Robert Palmer: Oh, that's a load of rubbish. Rubbish! What happens often - although I'm not particularly a victim of this sort of thing - is that somebody will make a quote, or invent a remark and it gets printed, ends up on the 'net and it becomes currency. And some of them are so bizarre! Some idiot got generic terms mixed up and wrote that I was 'white-eyed soul'. Now what the hell does that make me, an albino!? And it got reprinted! Another dreadful one was the story that there was a whole women's movement against the video for 'Addicted To Love'. This was some woman in one obscure paper somewhere and it got picked up. Really everyone thought it was a glamorous joke, which is what it was, but that story stuck around. Part of the fun of doing this stuff is setting the record straight. So as for smoking and drinking to change my voice, that's bizarre. In fact the truth is when I go on tour it's salads and water in that I can't sing on a full stomach, I'm too busy digesting. And then when you come off stage everything's shut because it's midnight, and I'm certainly not going to eat junk food. So it's an enforced discipline. The pounds fall off, and then you come off the road and they pile back on! But I'm still wearing the same trousers I had ten years ago... although they're snug.
So looking back on your career what work are you most proud of and what would you quietly sweep under the carpet if you could?
Robert Palmer: 'Vinegar Joe' I would happily sweep under the carpet, but that was my apprenticeship and I didn't feel comfortable with what it was. What am I most proud of... generally the overview of the catalogue that the new compilation represents. I just think it's great to be able to fill a CD with songs that most people have heard and that have been in the Top 10. That's great. Some people people put out Best Of Hits and there are two big songs on it and the rest, well... I don't want to be bitchy about it.
So the body of work?
Robert Palmer: Yeah. It keeps me afloat, it gives me a perspective, it keeps me moving forward and I don't like to repeat myself so it pushes my imagination.
Eric Thorngren once described you as 'a musicologist above all', so what are you listening to at the moment that's turning you on? And what's making your skin crawl?
Robert Palmer: Anything by Gonzalez Rubalcaba is unbelievable. I've been listening to the best of Django Reinhardt. There's a new album by Terence Trent D'Arby, who now goes by the name of Sananda Maitreya, believe it or not, and it's fantastic. A lot of it is too obscure to mention. You see, I get home and there's packages asking 'do you want to record this, do you want to produce that' and I go through it all and I find these gems from someone's demo in South Africa, or outtakes from somwhere, and I sometimes find wonderful stuff.
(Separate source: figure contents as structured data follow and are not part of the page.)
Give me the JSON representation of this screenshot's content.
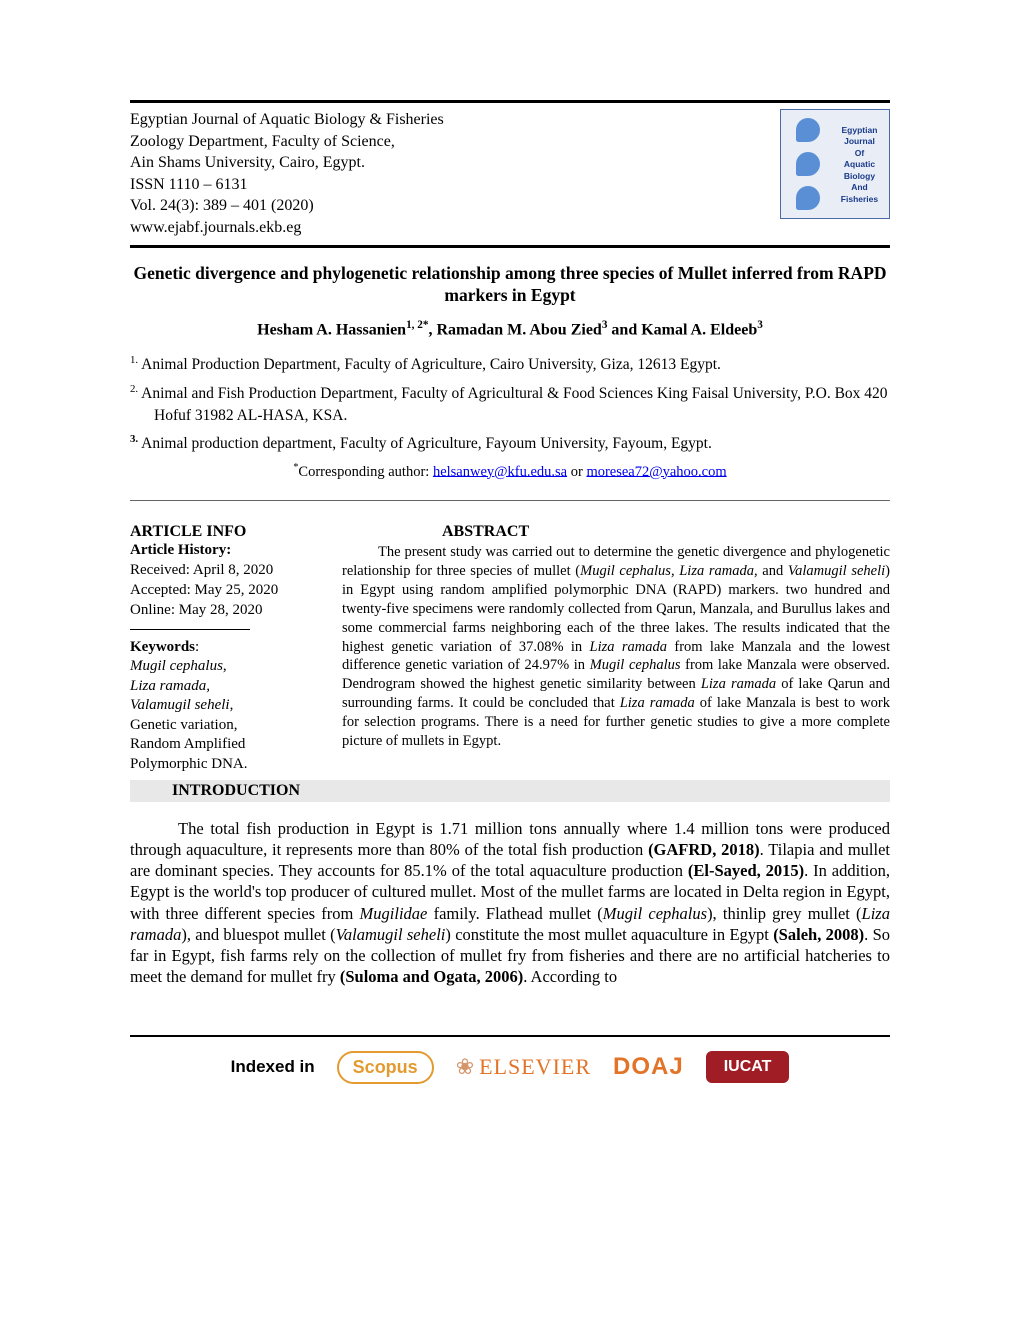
{
  "journal": {
    "name": "Egyptian Journal of Aquatic Biology & Fisheries",
    "department": "Zoology Department, Faculty of Science,",
    "university": "Ain Shams University, Cairo, Egypt.",
    "issn": "ISSN 1110 – 6131",
    "volume": "Vol. 24(3): 389 – 401 (2020)",
    "url": "www.ejabf.journals.ekb.eg"
  },
  "logo": {
    "line1": "Egyptian Journal",
    "line2": "Of",
    "line3": "Aquatic Biology",
    "line4": "And",
    "line5": "Fisheries"
  },
  "paper": {
    "title": "Genetic divergence and phylogenetic relationship among three species of Mullet inferred from RAPD markers in Egypt",
    "authors_html": "Hesham A. Hassanien<sup>1, 2*</sup>, Ramadan M. Abou Zied<sup>3</sup> and Kamal A. Eldeeb<sup>3</sup>"
  },
  "affiliations": {
    "a1": "Animal Production Department, Faculty of Agriculture, Cairo University, Giza, 12613 Egypt.",
    "a2": "Animal and Fish Production Department, Faculty of Agricultural & Food Sciences King Faisal University, P.O. Box 420 Hofuf 31982 AL-HASA, KSA.",
    "a3": "Animal production department, Faculty of Agriculture, Fayoum University, Fayoum, Egypt."
  },
  "corresponding": {
    "label": "Corresponding author: ",
    "email1": "helsanwey@kfu.edu.sa",
    "or": " or ",
    "email2": "moresea72@yahoo.com"
  },
  "article_info": {
    "heading": "ARTICLE INFO",
    "history_label": "Article History:",
    "received": "Received: April 8, 2020",
    "accepted": "Accepted: May 25, 2020",
    "online": "Online: May 28, 2020",
    "keywords_label": "Keywords",
    "kw1": "Mugil cephalus",
    "kw2": "Liza ramada,",
    "kw3": "Valamugil seheli",
    "kw4": "Genetic variation,",
    "kw5": "Random Amplified Polymorphic DNA."
  },
  "abstract": {
    "heading": "ABSTRACT",
    "text_parts": {
      "p1": "The present study was carried out to determine the genetic divergence and phylogenetic relationship for three species of mullet (",
      "sp1": "Mugil cephalus, Liza ramada",
      "p2": ", and ",
      "sp2": "Valamugil seheli",
      "p3": ") in Egypt using random amplified polymorphic DNA (RAPD) markers. two hundred and twenty-five specimens were randomly collected from Qarun, Manzala, and Burullus lakes and some commercial farms neighboring each of the three lakes. The results indicated that the highest genetic variation of 37.08% in ",
      "sp3": "Liza ramada",
      "p4": " from lake Manzala and the lowest difference genetic variation of 24.97% in ",
      "sp4": "Mugil cephalus",
      "p5": " from lake Manzala were observed. Dendrogram showed the highest genetic similarity between ",
      "sp5": "Liza ramada",
      "p6": " of lake Qarun and surrounding farms. It could be concluded that ",
      "sp6": "Liza ramada",
      "p7": " of lake Manzala is best to work for selection programs. There is a need for further genetic studies to give a more complete picture of mullets in Egypt."
    }
  },
  "introduction": {
    "heading": "INTRODUCTION",
    "parts": {
      "t1": "The total fish production in Egypt is 1.71 million tons annually where 1.4 million tons were produced through aquaculture, it represents more than 80% of the total fish production ",
      "r1": "(GAFRD, 2018)",
      "t2": ". Tilapia and mullet are dominant species. They accounts for 85.1% of the total aquaculture production ",
      "r2": "(El-Sayed, 2015)",
      "t3": ". In addition, Egypt is the world's top producer of cultured mullet. Most of the mullet farms are located in Delta region in Egypt, with three different species from ",
      "sp1": "Mugilidae",
      "t4": " family. Flathead mullet (",
      "sp2": "Mugil cephalus",
      "t5": "), thinlip grey mullet (",
      "sp3": "Liza ramada",
      "t6": "), and bluespot mullet (",
      "sp4": "Valamugil seheli",
      "t7": ") constitute the most mullet aquaculture in Egypt ",
      "r3": "(Saleh, 2008)",
      "t8": ". So far in Egypt, fish farms rely on the collection of mullet fry from fisheries and there are no artificial hatcheries to meet the demand for mullet fry ",
      "r4": "(Suloma and Ogata, 2006)",
      "t9": ". According to"
    }
  },
  "indexing": {
    "label": "Indexed in",
    "scopus": "Scopus",
    "elsevier": "ELSEVIER",
    "doaj": "DOAJ",
    "iucat": "IUCAT"
  }
}
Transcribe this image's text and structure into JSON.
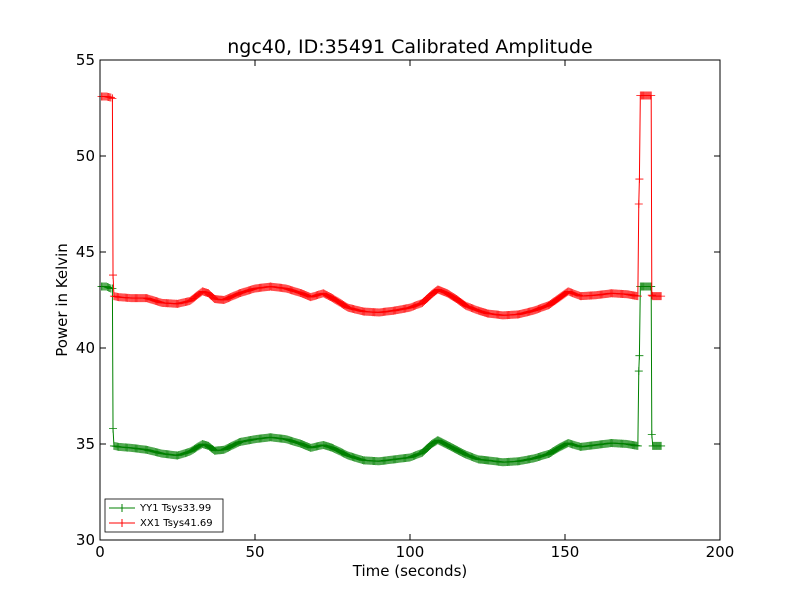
{
  "chart_data": {
    "type": "line",
    "title": "ngc40, ID:35491 Calibrated Amplitude",
    "xlabel": "Time (seconds)",
    "ylabel": "Power in Kelvin",
    "xlim": [
      0,
      200
    ],
    "ylim": [
      30,
      55
    ],
    "xticks": [
      0,
      50,
      100,
      150,
      200
    ],
    "yticks": [
      30,
      35,
      40,
      45,
      50,
      55
    ],
    "grid": false,
    "legend_position": "lower-left",
    "marker": "plus",
    "series": [
      {
        "name": "YY1 Tsys33.99",
        "color": "#008000",
        "points": [
          [
            0.5,
            43.2
          ],
          [
            2,
            43.2
          ],
          [
            3.5,
            43.1
          ],
          [
            4,
            43.1
          ],
          [
            4.2,
            35.8
          ],
          [
            4.5,
            34.9
          ],
          [
            6,
            34.85
          ],
          [
            10,
            34.8
          ],
          [
            15,
            34.7
          ],
          [
            20,
            34.5
          ],
          [
            25,
            34.4
          ],
          [
            29,
            34.6
          ],
          [
            33,
            35.0
          ],
          [
            35,
            34.9
          ],
          [
            37,
            34.65
          ],
          [
            40,
            34.7
          ],
          [
            45,
            35.1
          ],
          [
            50,
            35.25
          ],
          [
            55,
            35.35
          ],
          [
            60,
            35.25
          ],
          [
            65,
            35.0
          ],
          [
            68,
            34.8
          ],
          [
            72,
            34.95
          ],
          [
            75,
            34.8
          ],
          [
            80,
            34.4
          ],
          [
            85,
            34.15
          ],
          [
            90,
            34.1
          ],
          [
            95,
            34.2
          ],
          [
            100,
            34.3
          ],
          [
            104,
            34.55
          ],
          [
            107,
            35.0
          ],
          [
            109,
            35.2
          ],
          [
            112,
            34.95
          ],
          [
            115,
            34.7
          ],
          [
            118,
            34.45
          ],
          [
            122,
            34.2
          ],
          [
            125,
            34.15
          ],
          [
            130,
            34.05
          ],
          [
            135,
            34.1
          ],
          [
            140,
            34.25
          ],
          [
            145,
            34.5
          ],
          [
            148,
            34.8
          ],
          [
            151,
            35.05
          ],
          [
            155,
            34.85
          ],
          [
            160,
            34.95
          ],
          [
            165,
            35.05
          ],
          [
            170,
            35.0
          ],
          [
            173.5,
            34.9
          ],
          [
            173.8,
            38.8
          ],
          [
            174,
            39.6
          ],
          [
            174.3,
            43.2
          ],
          [
            177.8,
            43.2
          ],
          [
            178,
            35.5
          ],
          [
            178.3,
            34.9
          ],
          [
            181,
            34.9
          ]
        ]
      },
      {
        "name": "XX1 Tsys41.69",
        "color": "#ff0000",
        "points": [
          [
            0.5,
            53.1
          ],
          [
            2,
            53.1
          ],
          [
            3.5,
            53.05
          ],
          [
            4,
            53.0
          ],
          [
            4.2,
            43.8
          ],
          [
            4.5,
            42.7
          ],
          [
            6,
            42.65
          ],
          [
            10,
            42.6
          ],
          [
            15,
            42.6
          ],
          [
            20,
            42.35
          ],
          [
            25,
            42.3
          ],
          [
            29,
            42.45
          ],
          [
            33,
            42.95
          ],
          [
            35,
            42.85
          ],
          [
            37,
            42.55
          ],
          [
            40,
            42.5
          ],
          [
            45,
            42.85
          ],
          [
            50,
            43.1
          ],
          [
            55,
            43.2
          ],
          [
            60,
            43.1
          ],
          [
            65,
            42.85
          ],
          [
            68,
            42.65
          ],
          [
            72,
            42.85
          ],
          [
            75,
            42.6
          ],
          [
            80,
            42.1
          ],
          [
            85,
            41.9
          ],
          [
            90,
            41.85
          ],
          [
            95,
            41.95
          ],
          [
            100,
            42.1
          ],
          [
            104,
            42.35
          ],
          [
            107,
            42.8
          ],
          [
            109,
            43.05
          ],
          [
            112,
            42.85
          ],
          [
            115,
            42.55
          ],
          [
            118,
            42.2
          ],
          [
            122,
            41.95
          ],
          [
            125,
            41.8
          ],
          [
            130,
            41.7
          ],
          [
            135,
            41.75
          ],
          [
            140,
            41.95
          ],
          [
            145,
            42.25
          ],
          [
            148,
            42.6
          ],
          [
            151,
            42.95
          ],
          [
            155,
            42.7
          ],
          [
            160,
            42.75
          ],
          [
            165,
            42.85
          ],
          [
            170,
            42.8
          ],
          [
            173.5,
            42.7
          ],
          [
            173.8,
            47.5
          ],
          [
            174,
            48.8
          ],
          [
            174.3,
            53.15
          ],
          [
            177.8,
            53.15
          ],
          [
            178,
            42.75
          ],
          [
            178.3,
            42.7
          ],
          [
            181,
            42.7
          ]
        ]
      }
    ]
  }
}
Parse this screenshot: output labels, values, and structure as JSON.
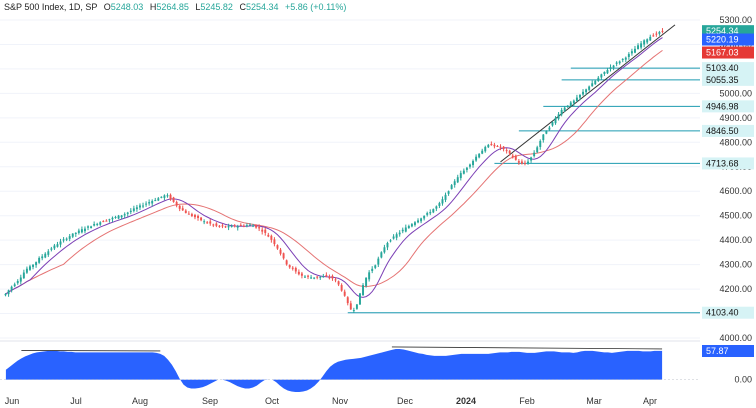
{
  "header": {
    "symbol": "S&P 500 Index, 1D, SP",
    "open_label": "O",
    "open": "5248.03",
    "high_label": "H",
    "high": "5264.85",
    "low_label": "L",
    "low": "5245.82",
    "close_label": "C",
    "close": "5254.34",
    "change": "+5.86 (+0.11%)"
  },
  "colors": {
    "up": "#26a69a",
    "down": "#ef5350",
    "ma_fast": "#7b3fb5",
    "ma_slow": "#e57373",
    "support": "#1e9bb0",
    "trend": "#333333",
    "oscillator": "#2962ff",
    "grid": "#f0f3fa"
  },
  "chart_data": [
    {
      "type": "candlestick",
      "title": "S&P 500 Index, 1D, SP",
      "ylim": [
        4000,
        5300
      ],
      "y_ticks": [
        4000,
        4100,
        4200,
        4300,
        4400,
        4500,
        4600,
        4700,
        4800,
        4900,
        5000,
        5100,
        5200,
        5300
      ],
      "x_tick_labels": [
        "Jun",
        "Jul",
        "Aug",
        "Sep",
        "Oct",
        "Nov",
        "Dec",
        "2024",
        "Feb",
        "Mar",
        "Apr"
      ],
      "closes": [
        4180,
        4195,
        4210,
        4222,
        4235,
        4250,
        4268,
        4283,
        4290,
        4300,
        4311,
        4325,
        4334,
        4346,
        4355,
        4367,
        4376,
        4385,
        4393,
        4401,
        4409,
        4417,
        4424,
        4430,
        4437,
        4443,
        4449,
        4454,
        4459,
        4464,
        4469,
        4474,
        4478,
        4482,
        4486,
        4490,
        4494,
        4498,
        4502,
        4507,
        4513,
        4520,
        4527,
        4533,
        4539,
        4544,
        4550,
        4556,
        4561,
        4566,
        4571,
        4577,
        4582,
        4581,
        4569,
        4556,
        4543,
        4531,
        4522,
        4513,
        4506,
        4500,
        4494,
        4488,
        4482,
        4476,
        4471,
        4467,
        4462,
        4458,
        4456,
        4455,
        4454,
        4455,
        4456,
        4457,
        4458,
        4459,
        4460,
        4461,
        4462,
        4460,
        4454,
        4447,
        4438,
        4428,
        4416,
        4402,
        4386,
        4367,
        4346,
        4323,
        4303,
        4290,
        4281,
        4271,
        4262,
        4255,
        4251,
        4249,
        4248,
        4248,
        4248,
        4250,
        4251,
        4251,
        4249,
        4244,
        4234,
        4218,
        4196,
        4170,
        4140,
        4118,
        4117,
        4140,
        4179,
        4216,
        4246,
        4268,
        4284,
        4300,
        4323,
        4348,
        4372,
        4390,
        4402,
        4412,
        4423,
        4432,
        4441,
        4450,
        4458,
        4467,
        4475,
        4483,
        4491,
        4499,
        4508,
        4517,
        4527,
        4537,
        4549,
        4566,
        4583,
        4603,
        4622,
        4642,
        4659,
        4672,
        4684,
        4698,
        4712,
        4725,
        4741,
        4755,
        4767,
        4778,
        4787,
        4791,
        4786,
        4782,
        4778,
        4771,
        4763,
        4752,
        4740,
        4728,
        4718,
        4711,
        4712,
        4723,
        4738,
        4758,
        4781,
        4806,
        4829,
        4848,
        4863,
        4881,
        4899,
        4917,
        4932,
        4943,
        4952,
        4960,
        4969,
        4980,
        4993,
        5005,
        5018,
        5029,
        5039,
        5051,
        5063,
        5075,
        5087,
        5097,
        5107,
        5116,
        5124,
        5132,
        5140,
        5149,
        5159,
        5170,
        5182,
        5194,
        5204,
        5214,
        5223,
        5232,
        5238,
        5243,
        5249,
        5254
      ],
      "last_close": 5254.34,
      "series": [
        {
          "name": "5220.19",
          "role": "moving-average-fast",
          "last": 5220.19
        },
        {
          "name": "5167.03",
          "role": "moving-average-slow",
          "last": 5167.03
        }
      ],
      "annotations": [
        {
          "kind": "support-level",
          "value": 5103.4,
          "label": "5103.40"
        },
        {
          "kind": "support-level",
          "value": 5055.35,
          "label": "5055.35"
        },
        {
          "kind": "support-level",
          "value": 4946.98,
          "label": "4946.98"
        },
        {
          "kind": "support-level",
          "value": 4846.5,
          "label": "4846.50"
        },
        {
          "kind": "support-level",
          "value": 4713.68,
          "label": "4713.68"
        },
        {
          "kind": "support-level",
          "value": 4103.4,
          "label": "4103.40"
        },
        {
          "kind": "trendline",
          "from_value": 4720,
          "to_value": 5280
        }
      ],
      "grid": true
    },
    {
      "type": "area",
      "title": "oscillator",
      "ylim": [
        -25,
        70
      ],
      "y_ticks": [
        0
      ],
      "y_tick_labels": [
        "0.00"
      ],
      "last_value": 57.87,
      "last_label": "57.87",
      "values": [
        20,
        26,
        32,
        38,
        43,
        47,
        50,
        53,
        55,
        56,
        57,
        58,
        58,
        58,
        57,
        57,
        56,
        56,
        55,
        55,
        55,
        55,
        55,
        55,
        55,
        55,
        55,
        55,
        55,
        55,
        55,
        55,
        55,
        55,
        55,
        55,
        55,
        55,
        55,
        54,
        52,
        48,
        40,
        30,
        17,
        2,
        -10,
        -16,
        -18,
        -18,
        -17,
        -15,
        -12,
        -8,
        -4,
        0,
        0,
        -2,
        -5,
        -9,
        -13,
        -16,
        -18,
        -18,
        -16,
        -12,
        -6,
        -1,
        0,
        0,
        -5,
        -12,
        -18,
        -22,
        -24,
        -25,
        -25,
        -24,
        -22,
        -18,
        -12,
        -4,
        6,
        17,
        26,
        32,
        36,
        38,
        40,
        41,
        42,
        43,
        44,
        46,
        48,
        50,
        52,
        54,
        56,
        58,
        60,
        62,
        62,
        61,
        59,
        57,
        55,
        53,
        52,
        50,
        49,
        48,
        48,
        48,
        48,
        49,
        50,
        51,
        52,
        52,
        52,
        52,
        52,
        52,
        52,
        52,
        53,
        54,
        55,
        55,
        55,
        56,
        56,
        56,
        55,
        54,
        54,
        54,
        55,
        56,
        57,
        57,
        57,
        56,
        55,
        55,
        55,
        54,
        55,
        57,
        58,
        58,
        58,
        57,
        56,
        55,
        55,
        54,
        55,
        56,
        57,
        58,
        58,
        58,
        58,
        57,
        57,
        57,
        58,
        58,
        58
      ],
      "divergence_lines": [
        {
          "from": 55,
          "to": 54
        },
        {
          "from": 62,
          "to": 58
        }
      ]
    }
  ]
}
To some extent it's a drag because people come over to my house and I make compilations on mini-discs and I put it on and they say 'what's this, where did you get this?'. And it's such a drag that they haven't heard this great stuff so I'm writing lists down and it's just because of my enthusiasm for listening to music from everywhere and not having any musical prejudices. Except I don't like broadway show music, it's too much posturing and not enough content. Generally, and especially in cities, there's this homegenised force feeding of what is hip and then the kids take sides. Actually musicians are the worst - 'I only listen to classical' 'Oh, well I only listen to heavy metal'. I don't like that. I just absorb everything and if it's good it's good, if there's a spirit to it and there's something coming out of it and I'm entertained. Whereas if I find it merely a package I don't know what it is they're trying to sell me.